Both Gates and Zuckerberg chose scalable businesses. Nassim Nicholas Taleb writes about scalable and non-scalable careers and concludes that scalable professions are only good if you are successful, and results are mostly random. Read more here:
Who doesn’t click on articles like “the personal traits that made Jeff Bezos successful”? But Bezos’ success could just as well be a result of luck and randomness.
How to avoid and minimize survivorship bias in backtesting, trading, and investing
It’s probably impossible to completely eliminate survivorship bias. It turns up its ugly head in all aspects of trading. But is it possible to at least reduce or minimize it?
Below we list some possible solutions to minimize or eliminate survivorship bias:
Norgate Data provides databases including delistings
Using a database that includes delistings is the best way to deal with survivorship bias. Does such a database exist?
Norgate Data is a provider of historical and end-of-day quotes. Their specialty is survivorship bias-free data for US and Australian stock markets. They don’t provide live quotes or intra-day or tick data.

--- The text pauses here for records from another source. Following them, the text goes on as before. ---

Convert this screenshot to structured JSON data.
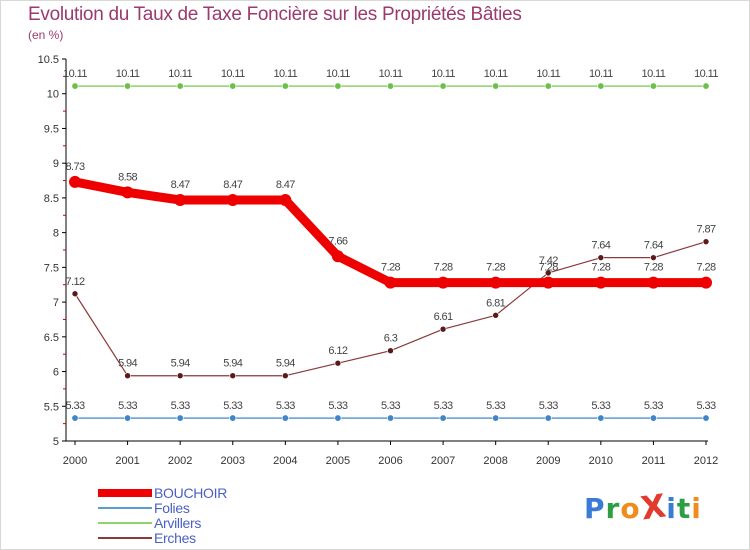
{
  "title": "Evolution du Taux de Taxe Foncière sur les Propriétés Bâties",
  "unit_label": "(en %)",
  "logo": {
    "text": "ProXiti",
    "letters": [
      "P",
      "r",
      "o",
      "X",
      "i",
      "t",
      "i"
    ],
    "colors": [
      "#3a7bd5",
      "#2e9e44",
      "#f08c1a",
      "#e23b2e",
      "#3a7bd5",
      "#2e9e44",
      "#f08c1a"
    ]
  },
  "chart_data": {
    "type": "line",
    "title": "Evolution du Taux de Taxe Foncière sur les Propriétés Bâties",
    "ylabel": "(en %)",
    "xlabel": "",
    "ylim": [
      5,
      10.5
    ],
    "yticks": [
      "5",
      "5.5",
      "6",
      "6.5",
      "7",
      "7.5",
      "8",
      "8.5",
      "9",
      "9.5",
      "10",
      "10.5"
    ],
    "categories": [
      "2000",
      "2001",
      "2002",
      "2003",
      "2004",
      "2005",
      "2006",
      "2007",
      "2008",
      "2009",
      "2010",
      "2011",
      "2012"
    ],
    "series": [
      {
        "name": "BOUCHOIR",
        "color": "#ee0000",
        "marker": "#ee0000",
        "values": [
          8.73,
          8.58,
          8.47,
          8.47,
          8.47,
          7.66,
          7.28,
          7.28,
          7.28,
          7.28,
          7.28,
          7.28,
          7.28
        ],
        "labels": [
          "8.73",
          "8.58",
          "8.47",
          "8.47",
          "8.47",
          "7.66",
          "7.28",
          "7.28",
          "7.28",
          "7.28",
          "7.28",
          "7.28",
          "7.28"
        ]
      },
      {
        "name": "Folies",
        "color": "#5b9bd5",
        "marker": "#3f86c8",
        "values": [
          5.33,
          5.33,
          5.33,
          5.33,
          5.33,
          5.33,
          5.33,
          5.33,
          5.33,
          5.33,
          5.33,
          5.33,
          5.33
        ],
        "labels": [
          "5.33",
          "5.33",
          "5.33",
          "5.33",
          "5.33",
          "5.33",
          "5.33",
          "5.33",
          "5.33",
          "5.33",
          "5.33",
          "5.33",
          "5.33"
        ]
      },
      {
        "name": "Arvillers",
        "color": "#8fd16a",
        "marker": "#6cc04a",
        "values": [
          10.11,
          10.11,
          10.11,
          10.11,
          10.11,
          10.11,
          10.11,
          10.11,
          10.11,
          10.11,
          10.11,
          10.11,
          10.11
        ],
        "labels": [
          "10.11",
          "10.11",
          "10.11",
          "10.11",
          "10.11",
          "10.11",
          "10.11",
          "10.11",
          "10.11",
          "10.11",
          "10.11",
          "10.11",
          "10.11"
        ]
      },
      {
        "name": "Erches",
        "color": "#8b3a3a",
        "marker": "#5a1a1a",
        "values": [
          7.12,
          5.94,
          5.94,
          5.94,
          5.94,
          6.12,
          6.3,
          6.61,
          6.81,
          7.42,
          7.64,
          7.64,
          7.87
        ],
        "labels": [
          "7.12",
          "5.94",
          "5.94",
          "5.94",
          "5.94",
          "6.12",
          "6.3",
          "6.61",
          "6.81",
          "7.42",
          "7.64",
          "7.64",
          "7.87"
        ]
      }
    ],
    "grid": false,
    "legend_position": "bottom-left"
  }
}
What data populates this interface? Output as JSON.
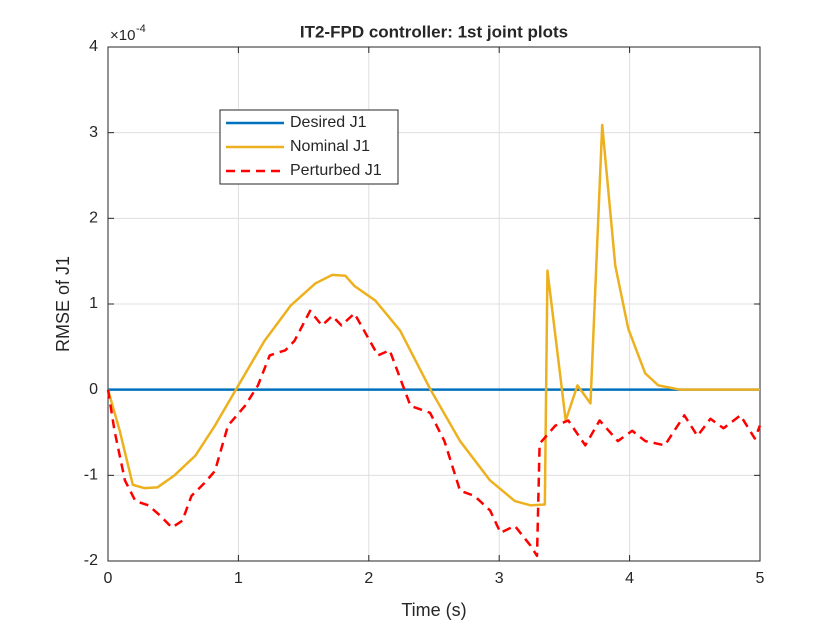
{
  "chart_data": {
    "type": "line",
    "title": "IT2-FPD controller: 1st joint plots",
    "x_label": "Time (s)",
    "y_label": "RMSE of J1",
    "y_multiplier_base": "×10",
    "y_multiplier_exponent": "-4",
    "xlim": [
      0,
      5
    ],
    "ylim": [
      -2,
      4
    ],
    "xticks": [
      0,
      1,
      2,
      3,
      4,
      5
    ],
    "yticks": [
      -2,
      -1,
      0,
      1,
      2,
      3,
      4
    ],
    "grid": true,
    "legend": "upper left",
    "series": [
      {
        "name": "Desired J1",
        "color": "#0072BD",
        "line_style": "solid",
        "x": [
          0,
          5
        ],
        "values": [
          0,
          0
        ]
      },
      {
        "name": "Nominal J1",
        "color": "#EDB120",
        "line_style": "solid",
        "x": [
          0,
          0.09,
          0.19,
          0.28,
          0.38,
          0.51,
          0.67,
          0.82,
          1.0,
          1.2,
          1.4,
          1.59,
          1.72,
          1.82,
          1.89,
          2.05,
          2.24,
          2.47,
          2.7,
          2.93,
          3.12,
          3.24,
          3.35,
          3.37,
          3.51,
          3.6,
          3.7,
          3.79,
          3.89,
          3.99,
          4.12,
          4.22,
          4.39,
          5
        ],
        "values": [
          0,
          -0.48,
          -1.11,
          -1.15,
          -1.14,
          -1.0,
          -0.77,
          -0.42,
          0.05,
          0.57,
          0.98,
          1.24,
          1.34,
          1.33,
          1.21,
          1.04,
          0.69,
          0.01,
          -0.6,
          -1.06,
          -1.3,
          -1.35,
          -1.34,
          1.39,
          -0.36,
          0.05,
          -0.16,
          3.09,
          1.45,
          0.71,
          0.19,
          0.05,
          0,
          0
        ]
      },
      {
        "name": "Perturbed J1",
        "color": "#FF0000",
        "line_style": "dashed",
        "x": [
          0,
          0.05,
          0.13,
          0.21,
          0.31,
          0.4,
          0.49,
          0.57,
          0.64,
          0.74,
          0.82,
          0.92,
          1.05,
          1.15,
          1.24,
          1.36,
          1.43,
          1.55,
          1.64,
          1.72,
          1.79,
          1.89,
          2.07,
          2.16,
          2.32,
          2.47,
          2.58,
          2.7,
          2.81,
          2.93,
          3.01,
          3.12,
          3.24,
          3.29,
          3.31,
          3.43,
          3.53,
          3.66,
          3.77,
          3.91,
          4.02,
          4.12,
          4.27,
          4.42,
          4.52,
          4.62,
          4.72,
          4.85,
          4.96,
          5
        ],
        "values": [
          0,
          -0.48,
          -1.06,
          -1.3,
          -1.35,
          -1.47,
          -1.61,
          -1.53,
          -1.24,
          -1.09,
          -0.95,
          -0.42,
          -0.19,
          0.05,
          0.4,
          0.46,
          0.57,
          0.92,
          0.75,
          0.86,
          0.75,
          0.89,
          0.4,
          0.46,
          -0.19,
          -0.27,
          -0.6,
          -1.18,
          -1.24,
          -1.41,
          -1.67,
          -1.59,
          -1.82,
          -1.94,
          -0.63,
          -0.42,
          -0.36,
          -0.65,
          -0.36,
          -0.6,
          -0.48,
          -0.6,
          -0.65,
          -0.3,
          -0.54,
          -0.34,
          -0.45,
          -0.3,
          -0.57,
          -0.42
        ]
      }
    ]
  }
}
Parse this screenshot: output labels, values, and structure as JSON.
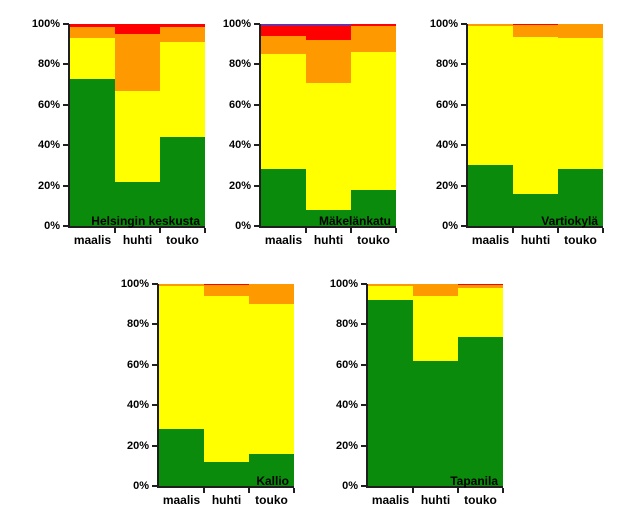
{
  "figure": {
    "background": "#ffffff",
    "text_color": "#000000",
    "axis_color": "#1f1f1f"
  },
  "chart_data": [
    {
      "type": "bar",
      "subtype": "stacked-100-percent",
      "title": "Helsingin keskusta",
      "categories": [
        "maalis",
        "huhti",
        "touko"
      ],
      "series": [
        {
          "name": "green",
          "color": "#0b8b0b",
          "values": [
            73,
            22,
            44
          ]
        },
        {
          "name": "yellow",
          "color": "#ffff00",
          "values": [
            20,
            45,
            47
          ]
        },
        {
          "name": "orange",
          "color": "#ff9900",
          "values": [
            5.5,
            28,
            7.5
          ]
        },
        {
          "name": "red",
          "color": "#ff0000",
          "values": [
            1.5,
            5,
            1.5
          ]
        },
        {
          "name": "purple",
          "color": "#7030a0",
          "values": [
            0,
            0,
            0
          ]
        }
      ],
      "ylim": [
        0,
        100
      ],
      "yticks": [
        "0%",
        "20%",
        "40%",
        "60%",
        "80%",
        "100%"
      ],
      "grid": false,
      "legend": false
    },
    {
      "type": "bar",
      "subtype": "stacked-100-percent",
      "title": "Mäkelänkatu",
      "categories": [
        "maalis",
        "huhti",
        "touko"
      ],
      "series": [
        {
          "name": "green",
          "color": "#0b8b0b",
          "values": [
            28,
            8,
            18
          ]
        },
        {
          "name": "yellow",
          "color": "#ffff00",
          "values": [
            57,
            63,
            68
          ]
        },
        {
          "name": "orange",
          "color": "#ff9900",
          "values": [
            9,
            21,
            13
          ]
        },
        {
          "name": "red",
          "color": "#ff0000",
          "values": [
            5,
            7,
            1
          ]
        },
        {
          "name": "purple",
          "color": "#7030a0",
          "values": [
            1,
            1,
            0
          ]
        }
      ],
      "ylim": [
        0,
        100
      ],
      "yticks": [
        "0%",
        "20%",
        "40%",
        "60%",
        "80%",
        "100%"
      ],
      "grid": false,
      "legend": false
    },
    {
      "type": "bar",
      "subtype": "stacked-100-percent",
      "title": "Vartiokylä",
      "categories": [
        "maalis",
        "huhti",
        "touko"
      ],
      "series": [
        {
          "name": "green",
          "color": "#0b8b0b",
          "values": [
            30,
            16,
            28
          ]
        },
        {
          "name": "yellow",
          "color": "#ffff00",
          "values": [
            69,
            77.5,
            65
          ]
        },
        {
          "name": "orange",
          "color": "#ff9900",
          "values": [
            1,
            6,
            7
          ]
        },
        {
          "name": "red",
          "color": "#ff0000",
          "values": [
            0,
            0.5,
            0
          ]
        },
        {
          "name": "purple",
          "color": "#7030a0",
          "values": [
            0,
            0,
            0
          ]
        }
      ],
      "ylim": [
        0,
        100
      ],
      "yticks": [
        "0%",
        "20%",
        "40%",
        "60%",
        "80%",
        "100%"
      ],
      "grid": false,
      "legend": false
    },
    {
      "type": "bar",
      "subtype": "stacked-100-percent",
      "title": "Kallio",
      "categories": [
        "maalis",
        "huhti",
        "touko"
      ],
      "series": [
        {
          "name": "green",
          "color": "#0b8b0b",
          "values": [
            28,
            12,
            16
          ]
        },
        {
          "name": "yellow",
          "color": "#ffff00",
          "values": [
            71,
            82,
            74
          ]
        },
        {
          "name": "orange",
          "color": "#ff9900",
          "values": [
            1,
            5.5,
            10
          ]
        },
        {
          "name": "red",
          "color": "#ff0000",
          "values": [
            0,
            0.5,
            0
          ]
        },
        {
          "name": "purple",
          "color": "#7030a0",
          "values": [
            0,
            0,
            0
          ]
        }
      ],
      "ylim": [
        0,
        100
      ],
      "yticks": [
        "0%",
        "20%",
        "40%",
        "60%",
        "80%",
        "100%"
      ],
      "grid": false,
      "legend": false
    },
    {
      "type": "bar",
      "subtype": "stacked-100-percent",
      "title": "Tapanila",
      "categories": [
        "maalis",
        "huhti",
        "touko"
      ],
      "series": [
        {
          "name": "green",
          "color": "#0b8b0b",
          "values": [
            92,
            62,
            74
          ]
        },
        {
          "name": "yellow",
          "color": "#ffff00",
          "values": [
            7,
            32,
            24
          ]
        },
        {
          "name": "orange",
          "color": "#ff9900",
          "values": [
            1,
            6,
            1.5
          ]
        },
        {
          "name": "red",
          "color": "#ff0000",
          "values": [
            0,
            0,
            0.5
          ]
        },
        {
          "name": "purple",
          "color": "#7030a0",
          "values": [
            0,
            0,
            0
          ]
        }
      ],
      "ylim": [
        0,
        100
      ],
      "yticks": [
        "0%",
        "20%",
        "40%",
        "60%",
        "80%",
        "100%"
      ],
      "grid": false,
      "legend": false
    }
  ]
}
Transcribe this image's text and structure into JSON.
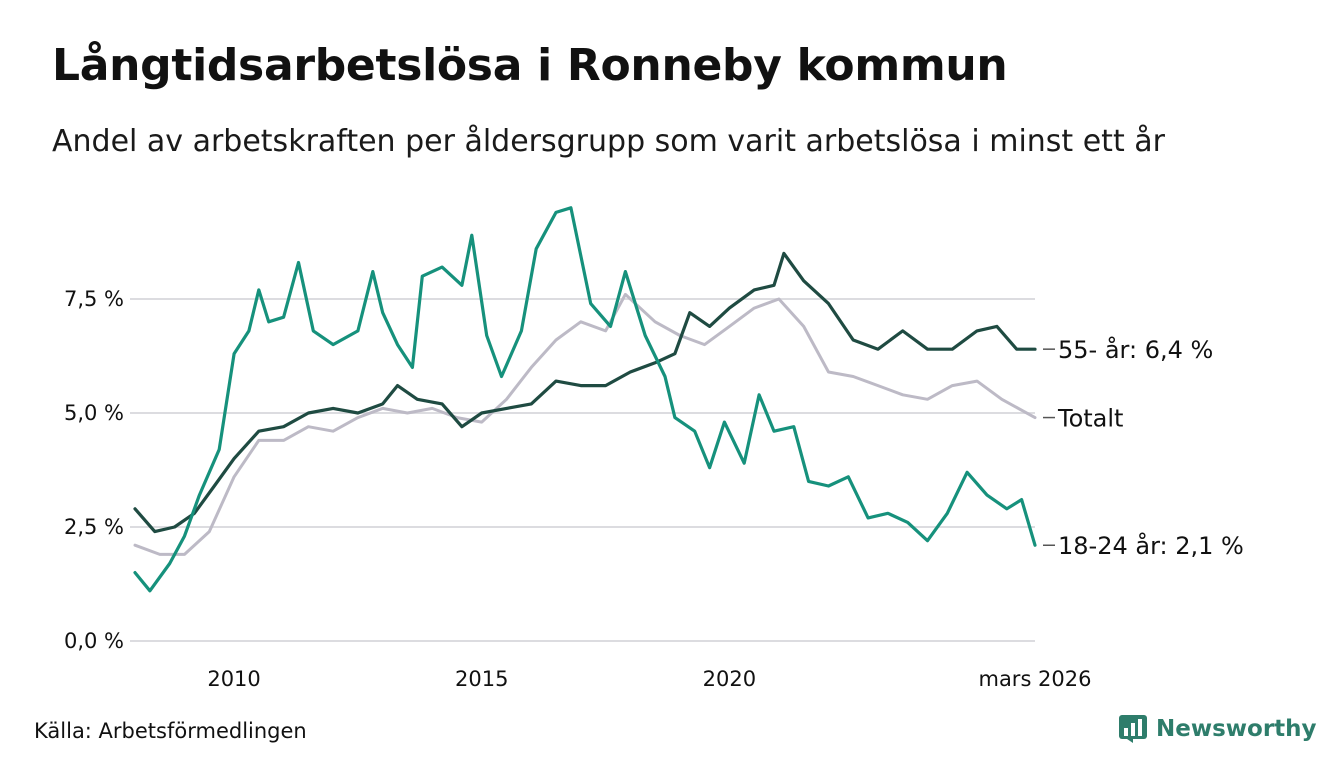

We have used their data in the past and we highly recommend their products (we don’t have any referral with Norgate).
This is a hassle-free service and they even provide code for Amibroker to include delistings in backtests (at least some years ago, we believe Norgate still offers it).
ETF’s and mutual funds are less influenced by survivorship bias
Does it help to backtest on ETFs and mutual funds?
The churn and delistings among funds are not as frequent as among stocks, but it still exists. In a study by Morningstar 41% of funds that existed in 1999 were not in existence in 2009, 49% were out of business in 2014, and 58% didn’t exist in 2019.
Moreover, many funds speculate in closing down funds. They simply start x number of funds and close those that underperform. The “good” funds, mostly a result of chance, are “proven” star performers and the managers can charge fat management fees.
Are ETFs any better? Most likely not. ETFs are not even tested in a tough bear market. During the GFC in 2008/09 only a handful of ETFs existed. Howard Marks, the famous investor, is pretty reluctant to ETFs because of these reasons.
Indices provide survivorship free data
By sticking to the main indices, like Nasdaq and the S&P 500, you are not prone to survivorship bias.
Day trading provides no survivorship bias
Day trading might reduce the impact of survivorship bias if you’re using shorter time spans for backtesting. For example, the delistings in S&P 100 have been very few over the last years.
Survivorship bias in trading – conclusion
You should always be vigilant toward survivorship bias in backtesting. Unfortunately, survivorship bias is prevalent in backtesting, trading, and investing.
If you get a good result in your backtests, always question your result before you start using your hard-earned money. Luck, randomness, curve-fitting, and survivorship bias are important factors that overrate most backtests. Having an understanding of survivorship bias in backtesting is crucial for success when you switch to live trading.